Der Nutzen einer digitalen Transformation entsteht erst durch die optimale Kombination von Mensch, Prozess und Technologie.(Bild:  Neonex)
Der Nutzen einer digitalen Transformation entsteht erst durch die optimale Kombination von Mensch, Prozess und Technologie.
(Bild: Neonex)

Elektronikproduzenten haben aufgrund des Einsatzes vollintegrierter SMT-Bestückungslinien oder aufgrund der technologischen Nähe der eigenen Produkte (Sensoren, Steckverbinder, etc.) oft schon sehr hohe Konnektivitätslevel und sind so in der Lage, Maschinendaten granular zu erfassen und zu speichern. Ein Effekt in der P&L bleibt jedoch häufig noch aus – doch woran liegt das? Ein Beispiel: Es bringt nichts, Daten zu Ausbringungsmenge, Stillstandszeiten und -gründen einer Engpassmaschine zu erfassen, wenn diese Daten im Rahmen eines Abweichungsmanagements nicht ausgewertet werden, um die Ursachen zu beseitigen und so die Ausbringungsmenge nachhaltig zu steigern.

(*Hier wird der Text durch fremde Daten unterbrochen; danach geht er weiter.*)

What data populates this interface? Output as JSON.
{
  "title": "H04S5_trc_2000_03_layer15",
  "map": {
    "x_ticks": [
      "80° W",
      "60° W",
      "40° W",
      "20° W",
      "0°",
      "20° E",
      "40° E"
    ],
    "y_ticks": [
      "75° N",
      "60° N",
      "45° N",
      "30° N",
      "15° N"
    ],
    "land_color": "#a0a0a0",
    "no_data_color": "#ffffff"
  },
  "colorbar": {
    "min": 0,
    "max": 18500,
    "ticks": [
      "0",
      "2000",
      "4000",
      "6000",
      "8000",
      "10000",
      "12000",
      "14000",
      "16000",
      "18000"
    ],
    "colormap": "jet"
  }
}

Wie generiert die Digitalisierung einen Mehrwert?

Der Nutzen von Digitalisierung entsteht also erst, wenn Technologien dafür genutzt werden, die Prozesse und das Management von Industrieunternehmen nachhaltig zu transformieren – kurz, die optimale Kombination aus Menschen, Prozessen und Technologie zu erreichen. Eine ‚Digital Factory‘ alleine bringt noch keinen großen Nutzen – eine ‚Smart Factory‘ dagegen schon.